Одно из наиболее известных и постоянно наблюдаемых явлений при апраксиях заключается в том, что картина болезни претерпевает непрерывные колебания, пока мы удовлетворяемся рассмотрением отдельных операций, которые способен совершать пациент. В данном случае нам не удается достичь сколько-нибудь однозначных результатов, как не происходит это и при описании нарушений при афазиях. Мы видели, что дефекты речи нельзя установить по одному лишь словоупотреблению больного, что при определенных условиях он пользуется словами, недоступными для него в иных обстоятельствах. То же самое можно сказать о его действиях и движениях. Имеются ситуации, где такие движения совершаются без затруднений, тогда как в других они вообще не совершаются. Например, пациент не в состоянии изобразить угрожающее движение, но стоит ему разгневаться, как это движение выполняется самым совершенным образом. Другой пациент не мог поднять руку в то положение, которое она должна была занимать во время клятвы; но стоило зачитать ему слова клятвы, и рука сама поднялась так, как надо.

201

Чтобы выразить различия такого рода, проводилось разграничение «конкретных» и «абстрактных» движений. Под вторыми понимались изолированные произвольные движения, совершавшиеся по требованию других; к первым относились движения повседневной жизни, совершавшиеся более или менее автоматически в определенных ситуациях. Один пациент Гольдштейна с серьезнейшими нарушениями «абстрактных» движений практически не сталкивался с затруднениями в повседневных операциях: он сам мылся и брился, он укладывал свои вещи, открывал кран, пользовался электрической розеткой и т.д. Но все эти виды деятельности удавались ему только с предметами, с реальными объектами. Если его просили захлопнуть дверь, то он мог это сделать, если дотягивался до нее рукой; но движение тут же прерывалось, если он не мог до нее достать рукой и ему нужно было хотя бы на шаг к ней подойти. Точно так же он мог забить гвоздь, если молоток был у него в руках и он стоял прямо перед стеной. Но если у него забирали гвоздь и просили показать необходимое движение, он сбивался или делал совершенно неопределенное движение, несомненно отличавшееся от ранее им производимого. Когда перед ним клали на стол листок бумаги и просили его сдуть, он делал это, но он не мог продемонстрировать то же самое действие, когда листка не было. Это же относилось к его чисто экспрессивным движениям: больной был не в состоянии засмеяться по чьей-то просьбе, хотя он охотно смеялся, когда по ходу разговора слышал что-то забавное214. Даже там, где больным удавалось совершать требуемые от них действия, они не могли их имитировать либо имитация производилась ими с неполным повторением движения — пациенты пытались как бы построить его из отдельных уловленных ими частей. Даже тогда, когда внешнее действие сравнительно хорошо имитировалось, изменялся общий тип действия. «Когда перед пациентом рукой совершали круговые движения, он смотрел то на руку врача, то на собственную руку. Было заметно, как он имитирует одну часть движения за другой. Но изображал он не круг, а проводил короткие линии, которые он соединял друг с другом, и в итоге получалось некое подобие круга, вернее, многостороннего многоугольника. То, что получался у него не круг, было хорошо видно уже по тому, что он неожиданно менял начатое им круговое движение, — по своему рисунку оно переходило то в эллипс, то в любую другую фигуру»215.

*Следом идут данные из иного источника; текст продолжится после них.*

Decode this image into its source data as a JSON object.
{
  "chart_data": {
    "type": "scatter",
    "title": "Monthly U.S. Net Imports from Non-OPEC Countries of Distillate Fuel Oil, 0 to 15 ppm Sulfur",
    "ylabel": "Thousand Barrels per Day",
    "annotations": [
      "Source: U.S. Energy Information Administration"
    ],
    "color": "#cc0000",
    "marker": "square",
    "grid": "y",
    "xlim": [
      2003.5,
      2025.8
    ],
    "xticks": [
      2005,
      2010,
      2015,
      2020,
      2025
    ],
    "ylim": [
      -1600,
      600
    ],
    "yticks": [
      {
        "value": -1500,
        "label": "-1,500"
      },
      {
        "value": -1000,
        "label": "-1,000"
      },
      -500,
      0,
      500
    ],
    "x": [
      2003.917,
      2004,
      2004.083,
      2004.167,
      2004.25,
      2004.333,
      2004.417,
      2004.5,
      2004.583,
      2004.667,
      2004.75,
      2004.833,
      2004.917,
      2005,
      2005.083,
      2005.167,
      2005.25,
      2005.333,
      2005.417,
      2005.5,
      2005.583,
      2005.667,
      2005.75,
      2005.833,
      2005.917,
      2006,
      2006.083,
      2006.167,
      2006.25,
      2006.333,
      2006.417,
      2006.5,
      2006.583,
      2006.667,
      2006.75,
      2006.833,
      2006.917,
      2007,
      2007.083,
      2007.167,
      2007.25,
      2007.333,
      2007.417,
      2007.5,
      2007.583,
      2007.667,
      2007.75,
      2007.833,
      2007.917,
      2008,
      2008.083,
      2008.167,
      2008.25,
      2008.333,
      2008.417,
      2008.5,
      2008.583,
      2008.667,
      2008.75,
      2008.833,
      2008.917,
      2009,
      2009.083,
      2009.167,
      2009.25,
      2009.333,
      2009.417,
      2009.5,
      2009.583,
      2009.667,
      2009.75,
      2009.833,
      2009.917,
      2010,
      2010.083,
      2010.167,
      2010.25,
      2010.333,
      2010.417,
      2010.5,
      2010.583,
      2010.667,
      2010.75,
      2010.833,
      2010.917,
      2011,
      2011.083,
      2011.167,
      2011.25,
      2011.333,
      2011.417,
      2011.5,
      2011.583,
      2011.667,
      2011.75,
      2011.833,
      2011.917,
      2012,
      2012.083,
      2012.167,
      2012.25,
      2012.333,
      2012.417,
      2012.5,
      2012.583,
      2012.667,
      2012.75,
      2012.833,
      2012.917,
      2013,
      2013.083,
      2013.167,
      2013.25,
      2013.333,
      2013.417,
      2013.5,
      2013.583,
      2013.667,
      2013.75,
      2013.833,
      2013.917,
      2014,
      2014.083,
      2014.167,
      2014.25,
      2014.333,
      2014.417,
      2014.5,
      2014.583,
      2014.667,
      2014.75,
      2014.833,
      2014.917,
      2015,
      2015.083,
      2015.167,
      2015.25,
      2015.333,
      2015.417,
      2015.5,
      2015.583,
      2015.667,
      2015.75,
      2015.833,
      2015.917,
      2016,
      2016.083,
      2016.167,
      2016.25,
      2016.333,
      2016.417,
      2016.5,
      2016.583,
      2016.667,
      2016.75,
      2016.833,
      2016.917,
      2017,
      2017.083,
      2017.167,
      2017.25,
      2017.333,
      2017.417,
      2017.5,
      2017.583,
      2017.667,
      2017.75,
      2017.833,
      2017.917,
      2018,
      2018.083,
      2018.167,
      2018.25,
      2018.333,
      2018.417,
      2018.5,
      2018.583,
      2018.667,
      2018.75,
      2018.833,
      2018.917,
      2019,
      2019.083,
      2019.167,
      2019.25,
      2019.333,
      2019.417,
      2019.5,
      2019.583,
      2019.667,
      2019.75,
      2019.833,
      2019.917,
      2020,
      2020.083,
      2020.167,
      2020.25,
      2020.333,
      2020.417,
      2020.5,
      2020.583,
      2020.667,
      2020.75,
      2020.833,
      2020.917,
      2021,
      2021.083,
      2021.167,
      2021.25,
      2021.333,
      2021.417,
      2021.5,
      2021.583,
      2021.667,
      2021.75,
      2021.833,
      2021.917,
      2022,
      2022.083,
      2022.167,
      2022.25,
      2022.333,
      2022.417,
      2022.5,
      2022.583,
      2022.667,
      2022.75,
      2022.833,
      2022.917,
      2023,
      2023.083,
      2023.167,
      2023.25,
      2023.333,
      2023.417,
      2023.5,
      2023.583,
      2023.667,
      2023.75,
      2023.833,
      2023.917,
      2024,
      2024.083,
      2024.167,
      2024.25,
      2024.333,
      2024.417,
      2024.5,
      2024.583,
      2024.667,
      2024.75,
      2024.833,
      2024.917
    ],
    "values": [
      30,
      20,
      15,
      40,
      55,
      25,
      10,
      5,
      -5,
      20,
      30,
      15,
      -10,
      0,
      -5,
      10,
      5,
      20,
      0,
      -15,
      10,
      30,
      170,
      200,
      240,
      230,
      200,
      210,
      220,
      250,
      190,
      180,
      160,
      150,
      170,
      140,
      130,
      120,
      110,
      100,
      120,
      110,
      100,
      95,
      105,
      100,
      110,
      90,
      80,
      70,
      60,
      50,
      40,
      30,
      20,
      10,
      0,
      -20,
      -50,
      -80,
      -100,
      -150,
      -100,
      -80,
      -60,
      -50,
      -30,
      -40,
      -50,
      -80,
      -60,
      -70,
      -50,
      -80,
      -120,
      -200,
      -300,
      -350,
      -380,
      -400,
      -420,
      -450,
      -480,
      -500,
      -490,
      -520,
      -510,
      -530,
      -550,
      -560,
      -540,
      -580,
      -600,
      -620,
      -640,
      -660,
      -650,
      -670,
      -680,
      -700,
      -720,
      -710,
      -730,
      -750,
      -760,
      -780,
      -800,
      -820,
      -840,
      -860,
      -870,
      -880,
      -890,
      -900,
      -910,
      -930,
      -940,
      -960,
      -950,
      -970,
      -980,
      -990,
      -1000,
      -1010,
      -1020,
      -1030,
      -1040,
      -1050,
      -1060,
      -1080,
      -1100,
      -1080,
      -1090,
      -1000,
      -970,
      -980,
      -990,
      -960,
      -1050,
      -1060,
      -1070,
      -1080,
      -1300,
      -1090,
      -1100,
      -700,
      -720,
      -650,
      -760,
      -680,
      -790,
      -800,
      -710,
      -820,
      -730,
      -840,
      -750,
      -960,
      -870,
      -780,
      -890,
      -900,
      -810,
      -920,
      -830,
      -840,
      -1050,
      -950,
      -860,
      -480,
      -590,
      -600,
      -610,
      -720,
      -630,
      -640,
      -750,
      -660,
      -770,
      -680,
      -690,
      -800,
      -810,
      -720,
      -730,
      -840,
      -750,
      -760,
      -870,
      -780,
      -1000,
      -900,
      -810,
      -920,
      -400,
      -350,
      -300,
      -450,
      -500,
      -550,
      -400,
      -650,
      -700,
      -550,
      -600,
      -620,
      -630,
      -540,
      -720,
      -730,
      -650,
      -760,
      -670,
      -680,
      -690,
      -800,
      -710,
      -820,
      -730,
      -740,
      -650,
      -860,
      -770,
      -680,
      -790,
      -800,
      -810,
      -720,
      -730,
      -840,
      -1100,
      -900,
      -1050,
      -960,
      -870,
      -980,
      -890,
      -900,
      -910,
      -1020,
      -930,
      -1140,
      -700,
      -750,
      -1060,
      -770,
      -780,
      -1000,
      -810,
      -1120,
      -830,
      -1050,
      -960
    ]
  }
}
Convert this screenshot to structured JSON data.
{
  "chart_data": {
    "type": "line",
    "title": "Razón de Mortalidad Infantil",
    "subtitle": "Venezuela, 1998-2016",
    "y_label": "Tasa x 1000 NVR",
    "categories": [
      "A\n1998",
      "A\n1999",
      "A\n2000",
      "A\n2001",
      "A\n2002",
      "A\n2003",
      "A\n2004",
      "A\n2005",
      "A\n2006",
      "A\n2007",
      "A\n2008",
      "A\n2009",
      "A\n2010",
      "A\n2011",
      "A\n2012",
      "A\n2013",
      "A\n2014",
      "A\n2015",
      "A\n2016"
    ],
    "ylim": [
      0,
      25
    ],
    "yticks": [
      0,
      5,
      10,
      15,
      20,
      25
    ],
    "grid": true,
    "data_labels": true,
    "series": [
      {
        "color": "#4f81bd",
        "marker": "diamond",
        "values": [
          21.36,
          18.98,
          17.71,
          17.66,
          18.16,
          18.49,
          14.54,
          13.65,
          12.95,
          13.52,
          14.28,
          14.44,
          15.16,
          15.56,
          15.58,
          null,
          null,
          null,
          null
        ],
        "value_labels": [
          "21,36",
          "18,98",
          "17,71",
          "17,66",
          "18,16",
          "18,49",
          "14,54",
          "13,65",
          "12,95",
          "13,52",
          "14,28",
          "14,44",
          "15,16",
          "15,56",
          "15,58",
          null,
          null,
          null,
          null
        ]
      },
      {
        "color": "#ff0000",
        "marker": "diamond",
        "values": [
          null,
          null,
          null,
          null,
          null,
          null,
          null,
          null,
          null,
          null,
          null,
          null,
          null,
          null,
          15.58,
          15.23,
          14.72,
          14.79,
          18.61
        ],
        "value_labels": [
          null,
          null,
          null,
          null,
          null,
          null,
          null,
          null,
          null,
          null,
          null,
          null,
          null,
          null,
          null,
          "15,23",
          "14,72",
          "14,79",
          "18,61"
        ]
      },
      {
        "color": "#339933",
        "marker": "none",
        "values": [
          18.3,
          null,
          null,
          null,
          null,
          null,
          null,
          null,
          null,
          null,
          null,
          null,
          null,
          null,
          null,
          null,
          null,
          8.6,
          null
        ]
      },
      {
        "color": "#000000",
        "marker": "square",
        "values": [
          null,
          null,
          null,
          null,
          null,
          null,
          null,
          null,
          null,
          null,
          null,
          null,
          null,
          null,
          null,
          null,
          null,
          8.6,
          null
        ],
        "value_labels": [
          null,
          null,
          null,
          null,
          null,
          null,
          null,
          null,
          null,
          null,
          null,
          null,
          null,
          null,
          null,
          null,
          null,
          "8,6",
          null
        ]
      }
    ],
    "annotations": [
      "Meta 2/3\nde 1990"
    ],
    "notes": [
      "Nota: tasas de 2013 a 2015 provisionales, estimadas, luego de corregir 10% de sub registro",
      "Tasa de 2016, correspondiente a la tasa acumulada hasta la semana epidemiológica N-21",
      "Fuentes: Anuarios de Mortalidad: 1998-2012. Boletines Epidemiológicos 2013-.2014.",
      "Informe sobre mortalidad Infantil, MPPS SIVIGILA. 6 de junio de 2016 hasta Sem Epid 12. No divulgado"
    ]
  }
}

Мы попытались представить здесь лишь некоторые характерные черты картины болезни апраксии. Обратимся теперь к ним с тем, чтобы дать им теоретическую оценку. Старые теории, как и в случае афазий, считали причиной измененного поведения больного утрату им неких «образов памяти». Подобно тому как утрата «образов звука» или «письменных образов» должна была объяснять нарушения в понимании слов и при письме, так и изменения действий выводились в основном из повреждений «памяти», воспоминаний предшествующих впечатлений (прежде всего, впечатлений в кинестетической области). Примыкая к Вернике, пытавшемуся проинтерпретировать таким образом всю область «асимволических» нарушений, Липман поначалу также считал причиной патологических изменений то обстоятельство, что у больных «вообще угасали воспоминания о заученных формах движения; либо они с трудом ими вспоминались — например, оперирование с объектами возвращалось только при

202

наличии оптически-тактильно-кинестетических впечатлений от объектов». Эта неспособность производить движения по памяти — не ограничивающаяся одними экспрессивными движениями, но выступающая при любых других манипуляциях с объектами — казалась Липману ядром «апраксических» нарушений216. Кажется, сам Липман недолго удовлетворялся такой теорией, сводящей апраксии в основном к повреждению чисто репродуктивных процессов, но пытался ее уточнить и модифицировать217. Против такого взгляда говорит прежде всего признаваемый и отмечаемый им самим факт: совершенно аналогичные наблюдаемым в «свободном» движении дефекты обнаруживаются и там, где речь идет о простой имитации движений218. Если больной не может совершить определенное движение только потому, что он не в состоянии пробудить у себя образ памяти, то разве он не мог бы его повторять за другими, прямо ему о нем напоминающими? Такое объяснение не учитывает именно те тонкие особенности картины апраксии, которые были установлены самим Липманом в качестве специфических черт этой аномалии. Когда Гольдштейн знакомил меня со случаем «Ш.» во Франкфуртском неврологическом институте (о нем мы говорили ранее), то одной из наиболее поразительных его черт было то, что больной, только что вполне правильно совершавший какое-то движение, тотчас прекращал его, стоило лишить его некоего объективного «субстрата». Стоя перед дверью, он мог в нее постучать и правильно осуществлял это движение левой рукой, но он останавливался в оцепенении, когда его отводили всего на один шаг от двери: поднятая рука повисала в воздухе, и никакие настояния врача не приводили к соответствующему движению. Можем ли мы тогда считать, что в этом случае образ памяти о стуке в дверь (т. е. движение, секундой ранее им воспроизводившееся) вдруг исчезло из памяти больного? Или, если взять случай пациента, который сдувал листок бумаги со стола, но не мог повторить движение без предмета, — оказывался ли он в своего рода пустоте, испытывая недостаток кинестетического образа памяти о сдувании? Этот своеобразный феномен явно нуждается в более глубоком объяснении, чем простое сведение к неким ассоциативным механизмам.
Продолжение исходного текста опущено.